Nein, ich bin kein Mensch, der sich die ganze Zeit nur dem Holocaust widmet. Ich bin sehr pragmatisch. Ich beschäftige mich mit Literatur, lese gerne und male. Als ich zu malen anfing, haben diverse Besucher in meiner Galerie Bilder mit schwarzen Farben entdeckt und sofort gesagt: Das hat mit dem Holocaust zu tun. Doch ich mag es nicht, einen Stempel aufgedrückt zu bekommen. Schwarz ist eine moderne, schöne Farbe und hat nichts mit dem Holocaust zu tun.

Was macht das Menschsein aus?
Wenn ich etwas in meinem langen Leben gelernt habe, dann dies: Die meisten Menschen tragen die Fähigkeit in sich, Recht von Unrecht zu unterscheiden. Fast allen Menschen wohnt ein moralischer Kompass inne, der dafür sorgt, dass wir uns für das Gute und gegen das Böse einsetzen – wenn nötig, gar mit unserem Leben. Das ist es, was für mich den Menschen ausmacht.

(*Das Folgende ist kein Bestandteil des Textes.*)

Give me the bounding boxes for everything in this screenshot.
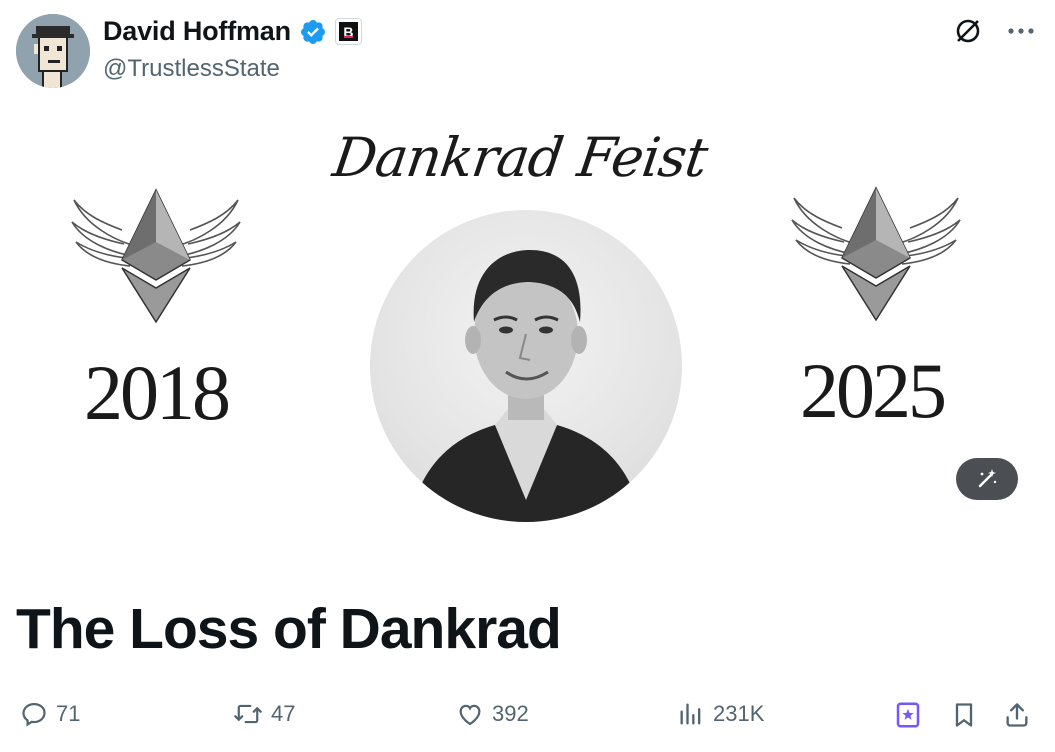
reply-count: 71 xyxy=(56,701,81,726)
winged-ethereum-emblem-icon-right xyxy=(791,186,961,322)
reply-icon xyxy=(22,702,46,727)
post-actions-bar: 71 47 392 231K xyxy=(0,700,1055,740)
repost-button[interactable]: 47 xyxy=(233,700,295,728)
year-left: 2018 xyxy=(84,349,231,436)
more-icon[interactable] xyxy=(1007,26,1035,36)
magic-wand-button[interactable] xyxy=(956,458,1018,500)
views-button[interactable]: 231K xyxy=(677,700,764,728)
author-display-name[interactable]: David Hoffman xyxy=(103,16,291,47)
bookmark-icon xyxy=(955,703,973,727)
reply-button[interactable]: 71 xyxy=(20,700,80,728)
post-media-image[interactable]: Dankrad Feist 2018 2025 xyxy=(0,110,1055,560)
grok-action-button[interactable] xyxy=(893,700,923,730)
author-handle[interactable]: @TrustlessState xyxy=(103,55,280,83)
post-card: David Hoffman B @TrustlessState Dankrad … xyxy=(0,0,1055,752)
pixel-avatar-icon xyxy=(16,14,90,88)
repost-icon xyxy=(234,704,262,724)
like-button[interactable]: 392 xyxy=(456,700,529,728)
like-count: 392 xyxy=(492,701,529,726)
media-script-title: Dankrad Feist xyxy=(329,126,711,189)
winged-ethereum-emblem-icon xyxy=(71,188,241,324)
top-actions xyxy=(953,16,1035,46)
year-right: 2025 xyxy=(800,347,947,434)
views-count: 231K xyxy=(713,701,765,726)
portrait-photo xyxy=(370,210,682,522)
repost-count: 47 xyxy=(271,701,296,726)
grok-bookmark-icon xyxy=(896,702,920,728)
share-icon xyxy=(1006,703,1028,727)
post-title: The Loss of Dankrad xyxy=(16,597,562,661)
bookmark-button[interactable] xyxy=(950,700,978,730)
grok-icon[interactable] xyxy=(953,16,983,46)
affiliation-badge-label: B xyxy=(338,22,358,41)
person-portrait-icon xyxy=(410,250,642,522)
verified-badge-icon[interactable] xyxy=(299,18,327,46)
share-button[interactable] xyxy=(1003,700,1031,730)
affiliation-badge[interactable]: B xyxy=(334,18,362,45)
avatar[interactable] xyxy=(16,14,90,88)
views-icon xyxy=(680,703,701,725)
author-name-row: David Hoffman B xyxy=(103,16,362,47)
heart-icon xyxy=(459,704,481,726)
magic-wand-icon xyxy=(978,469,997,488)
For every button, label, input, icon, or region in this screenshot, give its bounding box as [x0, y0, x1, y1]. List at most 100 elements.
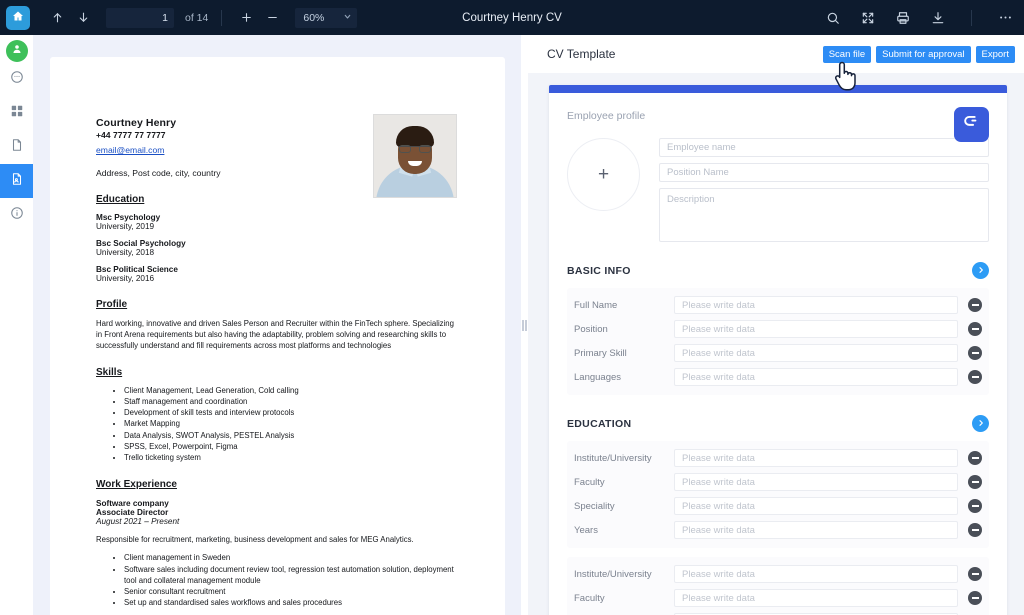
remove-field-button[interactable]	[968, 322, 982, 336]
submit-for-approval-button[interactable]: Submit for approval	[876, 45, 971, 63]
cv-skills-heading: Skills	[96, 367, 123, 379]
cv-profile-text: Hard working, innovative and driven Sale…	[96, 319, 454, 350]
job-company: Software company	[96, 498, 169, 508]
remove-field-button[interactable]	[968, 370, 982, 384]
panel-resize-handle[interactable]	[521, 35, 528, 615]
field-row: Institute/University	[574, 449, 982, 467]
brand-d-icon	[962, 113, 981, 137]
document-viewer[interactable]: Courtney Henry +44 7777 77 7777 email@em…	[33, 35, 521, 615]
sidebar-item-documents[interactable]	[0, 130, 33, 164]
field-row: Position	[574, 320, 982, 338]
institute-university-input[interactable]	[674, 449, 958, 467]
search-button[interactable]	[822, 7, 844, 29]
description-textarea[interactable]	[659, 188, 989, 242]
zoom-in-button[interactable]	[235, 7, 257, 29]
fullscreen-icon	[861, 11, 875, 25]
cv-template-panel: CV Template Scan file Submit for approva…	[528, 35, 1024, 615]
zoom-out-button[interactable]	[261, 7, 283, 29]
arrow-down-icon	[77, 11, 90, 24]
field-label: Primary Skill	[574, 347, 627, 359]
page-number-input[interactable]	[106, 7, 174, 28]
field-label: Position	[574, 323, 608, 335]
full-name-input[interactable]	[674, 296, 958, 314]
chevron-right-icon	[977, 419, 985, 429]
field-label: Full Name	[574, 299, 618, 311]
previous-page-button[interactable]	[46, 7, 68, 29]
add-photo-button[interactable]: +	[567, 138, 640, 211]
education-degree: Bsc Social Psychology	[96, 239, 186, 248]
cv-job-bullets: Client management in Sweden Software sal…	[96, 552, 456, 607]
home-button[interactable]	[6, 5, 30, 30]
job-role: Associate Director	[96, 507, 169, 517]
sidebar-item-chat[interactable]	[0, 62, 33, 96]
field-label: Institute/University	[574, 568, 652, 580]
minus-icon	[971, 573, 979, 575]
remove-field-button[interactable]	[968, 499, 982, 513]
field-row: Years	[574, 521, 982, 539]
faculty-input[interactable]	[674, 589, 958, 607]
employee-profile-label: Employee profile	[567, 110, 646, 122]
avatar[interactable]	[5, 40, 28, 62]
position-name-input[interactable]	[659, 163, 989, 182]
cv-education-item: Bsc Political Science University, 2016	[96, 265, 456, 283]
primary-skill-input[interactable]	[674, 344, 958, 362]
left-sidebar	[0, 35, 33, 615]
top-toolbar: of 14 60% Courtney Henry CV	[0, 0, 1024, 35]
zoom-level-value: 60%	[303, 11, 325, 24]
print-icon	[896, 11, 910, 25]
list-item: Software sales including document review…	[124, 564, 456, 586]
export-button[interactable]: Export	[975, 45, 1015, 63]
list-item: Client management in Sweden	[124, 552, 456, 563]
sidebar-item-apps[interactable]	[0, 96, 33, 130]
cv-profile-heading: Profile	[96, 299, 128, 310]
remove-field-button[interactable]	[968, 298, 982, 312]
minus-icon	[971, 376, 979, 378]
remove-field-button[interactable]	[968, 523, 982, 537]
job-dates: August 2021 – Present	[96, 516, 180, 526]
basic-info-expand-button[interactable]	[972, 262, 989, 279]
institute-university-input[interactable]	[674, 565, 958, 583]
field-row: Faculty	[574, 589, 982, 607]
cv-template-card: Employee profile + BASIC INFO	[549, 85, 1007, 615]
cv-education-item: Bsc Social Psychology University, 2018	[96, 239, 456, 257]
remove-field-button[interactable]	[968, 346, 982, 360]
field-label: Faculty	[574, 476, 605, 488]
sidebar-item-info[interactable]	[0, 198, 33, 232]
cv-work-heading: Work Experience	[96, 478, 177, 490]
print-button[interactable]	[892, 7, 914, 29]
faculty-input[interactable]	[674, 473, 958, 491]
card-accent-bar	[549, 85, 1007, 93]
sidebar-item-cv-forms[interactable]	[0, 164, 33, 198]
education-field-group-1: Institute/University Faculty Speciality	[567, 441, 989, 548]
education-university: University, 2016	[96, 274, 155, 283]
years-input[interactable]	[674, 521, 958, 539]
next-page-button[interactable]	[72, 7, 94, 29]
employee-name-input[interactable]	[659, 138, 989, 157]
more-options-button[interactable]	[994, 7, 1016, 29]
remove-field-button[interactable]	[968, 475, 982, 489]
education-university: University, 2018	[96, 248, 155, 257]
cv-email-link[interactable]: email@email.com	[96, 145, 164, 155]
zoom-level-select[interactable]: 60%	[295, 7, 358, 28]
toolbar-divider-2	[971, 9, 972, 26]
download-button[interactable]	[927, 7, 949, 29]
panel-header: CV Template Scan file Submit for approva…	[528, 35, 1024, 73]
remove-field-button[interactable]	[968, 451, 982, 465]
list-item: Set up and standardised sales workflows …	[124, 597, 456, 608]
field-label: Languages	[574, 371, 622, 383]
card-body: Employee profile + BASIC INFO	[549, 110, 1007, 615]
remove-field-button[interactable]	[968, 591, 982, 605]
languages-input[interactable]	[674, 368, 958, 386]
scan-file-button[interactable]: Scan file	[822, 45, 872, 63]
position-input[interactable]	[674, 320, 958, 338]
fullscreen-button[interactable]	[857, 7, 879, 29]
field-label: Institute/University	[574, 452, 652, 464]
education-expand-button[interactable]	[972, 415, 989, 432]
remove-field-button[interactable]	[968, 567, 982, 581]
grip-icon	[522, 319, 527, 331]
plus-icon	[240, 11, 253, 24]
minus-icon	[971, 597, 979, 599]
job-summary: Responsible for recruitment, marketing, …	[96, 534, 414, 544]
speciality-input[interactable]	[674, 497, 958, 515]
field-row: Languages	[574, 368, 982, 386]
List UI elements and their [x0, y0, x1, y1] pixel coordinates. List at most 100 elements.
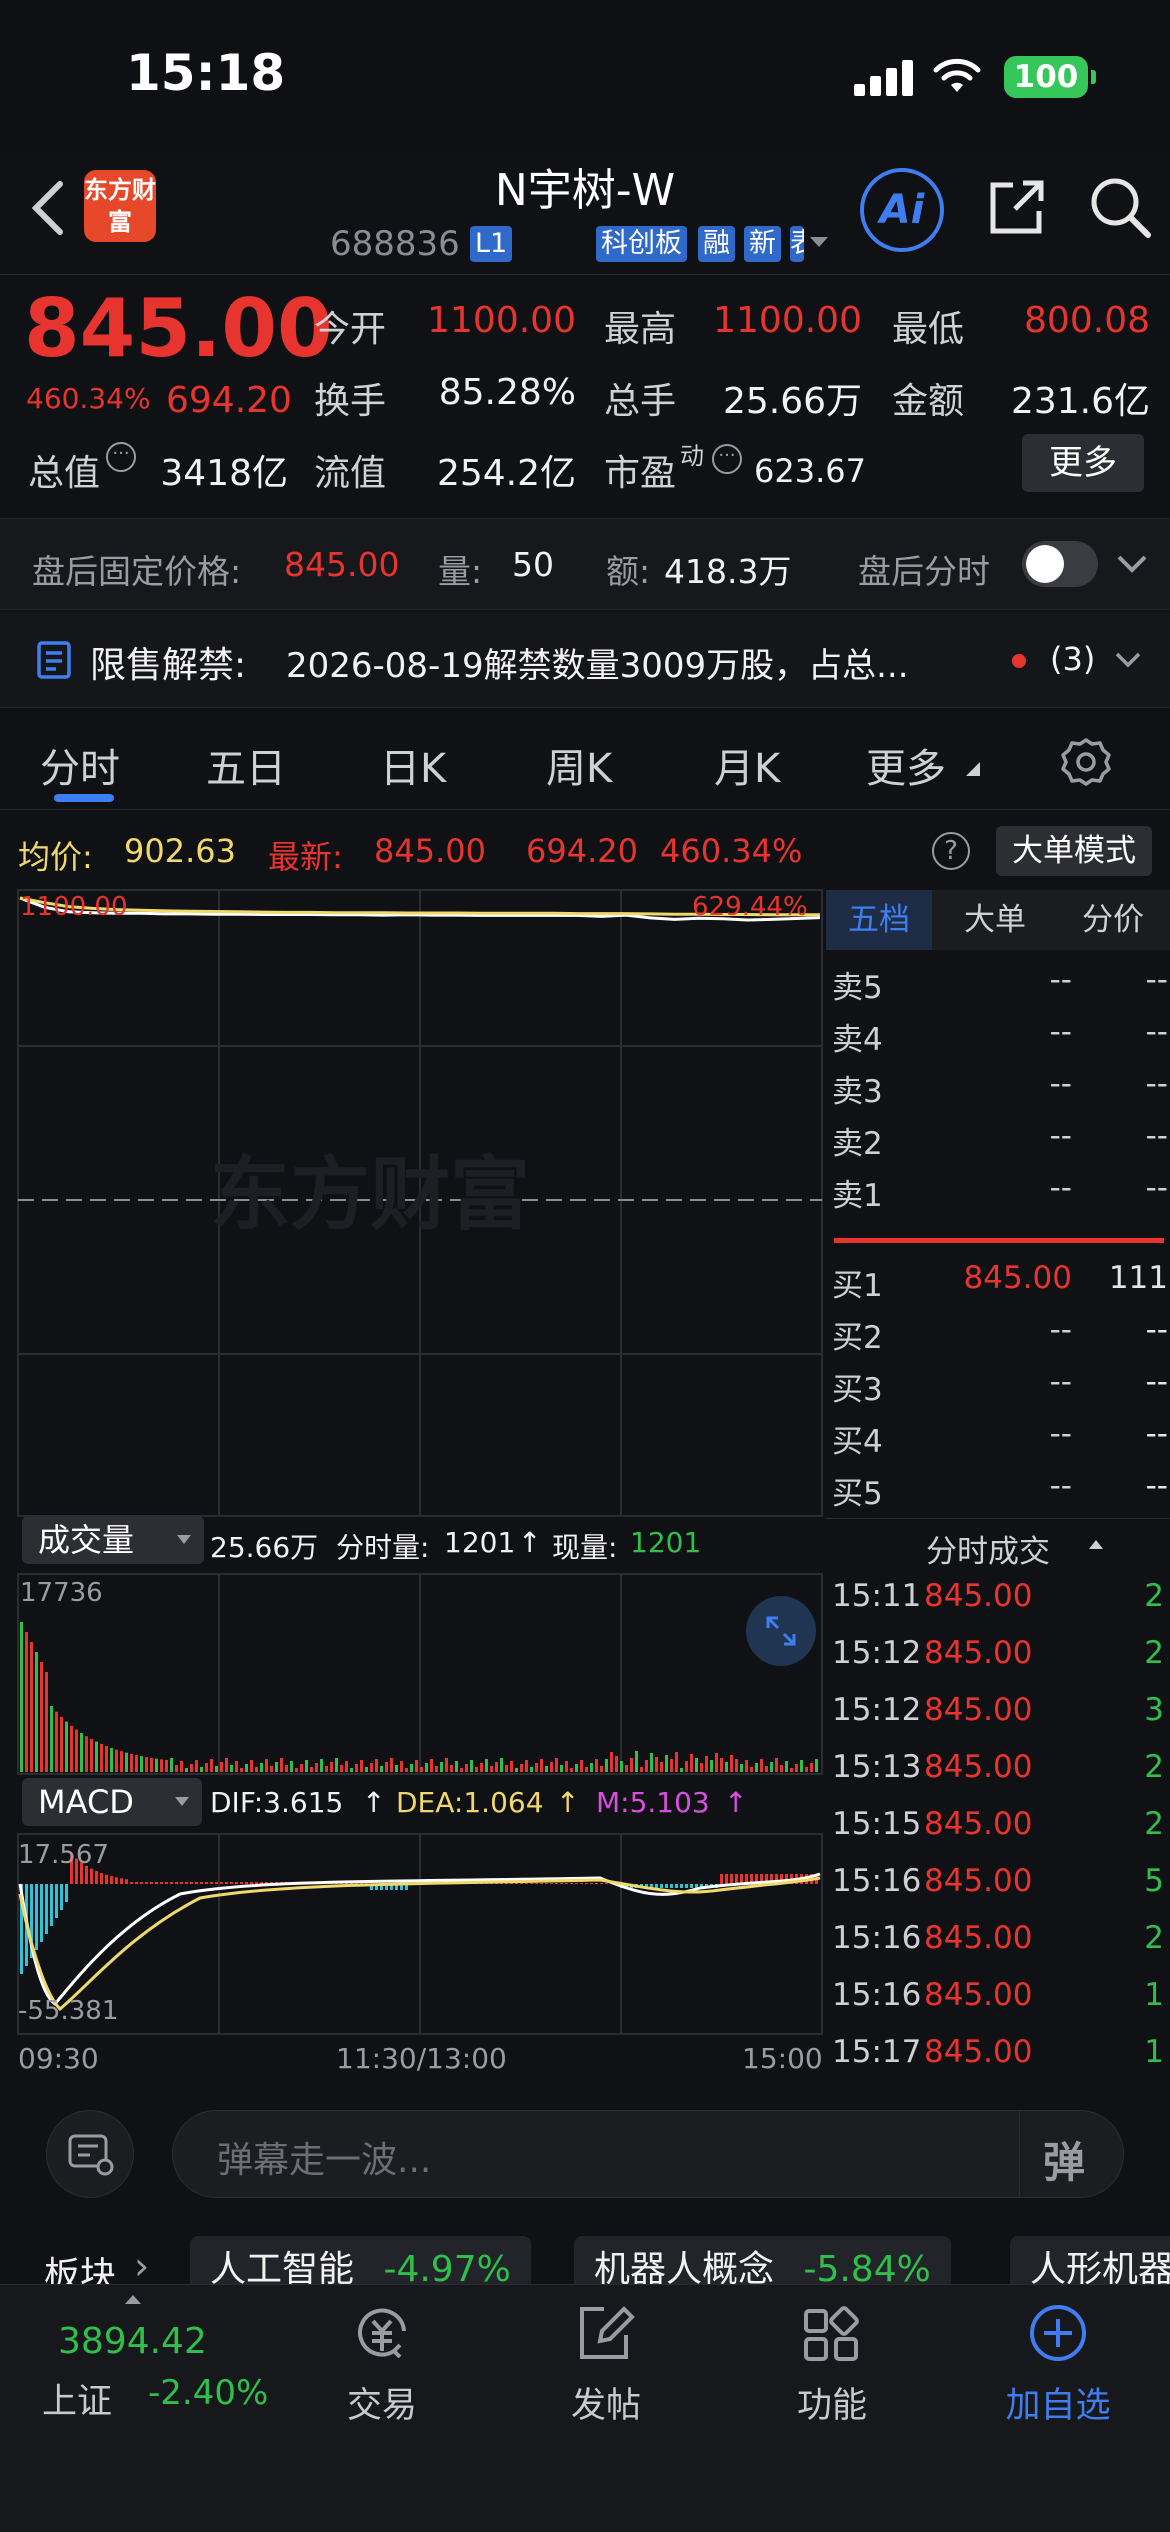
volume-bar — [555, 1758, 558, 1772]
volume-bar — [225, 1758, 228, 1772]
volume-bar — [265, 1759, 268, 1772]
trade-row: 15:16 845.00 5 — [832, 1863, 1170, 1919]
trade-price: 845.00 — [924, 2034, 1033, 2070]
sector-chip[interactable]: 人工智能 -4.97% — [190, 2236, 531, 2284]
macd-selector-label: MACD — [38, 1783, 134, 1821]
restricted-release-notice[interactable]: 限售解禁: 2026-08-19解禁数量3009万股，占总... (3) — [0, 612, 1170, 708]
index-name[interactable]: 上证 — [42, 2373, 112, 2424]
nav-add-watchlist[interactable]: 加自选 — [978, 2301, 1138, 2428]
macd-bar — [115, 1877, 118, 1884]
macd-bar — [140, 1882, 143, 1884]
tab-five-level[interactable]: 五档 — [826, 890, 932, 950]
more-button[interactable]: 更多 — [1022, 434, 1144, 492]
volume-bar — [590, 1763, 593, 1772]
trades-title[interactable]: 分时成交 — [926, 1526, 1050, 1571]
index-value[interactable]: 3894.42 — [58, 2321, 207, 2362]
search-icon[interactable] — [1088, 175, 1152, 239]
sector-chip[interactable]: 人形机器 — [1010, 2236, 1170, 2284]
minute-volume-label: 分时量: — [336, 1531, 430, 1564]
tab-daily-k[interactable]: 日K — [380, 736, 446, 794]
expand-up-caret-icon[interactable] — [124, 2293, 142, 2305]
volume-bar — [480, 1763, 483, 1772]
danmu-toggle-button[interactable]: 弹 — [1043, 2129, 1085, 2190]
tab-price-dist[interactable]: 分价 — [1058, 890, 1168, 950]
macd-indicator-selector[interactable]: MACD — [22, 1778, 202, 1826]
volume-bar — [165, 1759, 168, 1772]
nav-trade[interactable]: 交易 — [302, 2301, 462, 2428]
tag-l1[interactable]: L1 — [470, 226, 513, 262]
macd-bar — [145, 1882, 148, 1884]
tag-table[interactable]: 表 — [790, 226, 804, 262]
volume-bar — [135, 1755, 138, 1772]
latest-change: 694.20 — [526, 832, 638, 870]
volume-bar — [410, 1764, 413, 1772]
info-icon[interactable]: ··· — [106, 442, 136, 472]
volume-bar — [370, 1763, 373, 1772]
trade-time: 15:12 — [832, 1692, 922, 1728]
tags-dropdown-icon[interactable] — [808, 234, 830, 250]
tag-new[interactable]: 新 — [744, 226, 781, 262]
sector-chip[interactable]: 机器人概念 -5.84% — [574, 2236, 951, 2284]
avg-value: 902.63 — [124, 832, 236, 870]
back-icon[interactable] — [24, 178, 74, 238]
volume-bar — [130, 1753, 133, 1772]
turnover-label: 换手 — [314, 381, 387, 422]
after-hours-toggle[interactable] — [1022, 541, 1098, 587]
danmu-input[interactable]: 弹幕走一波... 弹 — [172, 2110, 1124, 2198]
macd-bar — [540, 1883, 543, 1884]
tab-weekly-k[interactable]: 周K — [546, 736, 612, 794]
volume-bar — [575, 1764, 578, 1772]
help-icon[interactable]: ? — [932, 832, 970, 870]
share-icon[interactable] — [985, 175, 1049, 239]
chevron-right-icon[interactable]: › — [134, 2244, 149, 2284]
trade-time: 15:13 — [832, 1749, 922, 1785]
intraday-chart[interactable] — [0, 884, 826, 2084]
tag-margin[interactable]: 融 — [698, 226, 735, 262]
restrict-text: 2026-08-19解禁数量3009万股，占总... — [286, 646, 909, 686]
nav-post[interactable]: 发帖 — [526, 2301, 686, 2428]
ask-volume: -- — [1145, 962, 1168, 998]
volume-bar — [510, 1761, 513, 1772]
trade-volume: 2 — [1144, 1749, 1164, 1785]
macd-bar — [225, 1882, 228, 1884]
ask-row: 卖2 -- -- — [832, 1118, 1168, 1170]
bid-volume: -- — [1145, 1364, 1168, 1400]
volume-bar — [540, 1759, 543, 1772]
big-order-mode-button[interactable]: 大单模式 — [996, 826, 1152, 876]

Wie werden Menschen zu Bestien?
Das ist eine schwierige Frage. Ich selbst glaube, dass in jedem Menschen das Gute wie auch das Böse innewohnt. Am Ende muss aber jeder Mensch für sich selbst entscheiden, wofür er eintreten will. Es liegt an ihm selbst, zu bestimmen, was er sein möchte.

Ihr Buch handelt vom Vergeben. Welche Botschaft ist Ihnen ansonsten noch wichtig?
Erstens: Sei nicht abergläubisch, das ist Blödsinn. Wenn du glauben willst, dann tu das, aber sei tolerant gegenüber Andersgläubigen. Und woran du auch immer glaubst, glaube zuallererst an dich selbst! Zweitens: Sei zufrieden mit dem, was du hast. Fordere nicht unablässig mehr. Wenn du zufrieden bist, wirst du dich automatisch und mühelos verbessern. Aber hüte dich vor krankhaftem Ehrgeiz und Gier. Drittens: Freiheit und Demokratie sind Geschenke, die uns gegeben wurden. Für Freiheit und Demokratie muss sich jeder einsetzen. Die Demokratie ist meiner Meinung nach die beste aller Formen. Denn ich kann allen versichern: Kein Mensch auf dieser Welt will gefangen sein. Keiner!

(Tages-Anzeiger)

Erstellt: 06.01.2017, 18:58 Uhr

Shlomo Graber

KZ-Überlebender

Der heute 90-Jährige, geboren in der Tschechoslowakei, hat drei Konzentrationslager überlebt, darunter auch Auschwitz. Seit 1989 lebt er mit seiner zweiten Frau in Basel. Grabers Buch «Der Junge, der nicht hassen wollte» ist beim Riversfield-Verlag erschienen.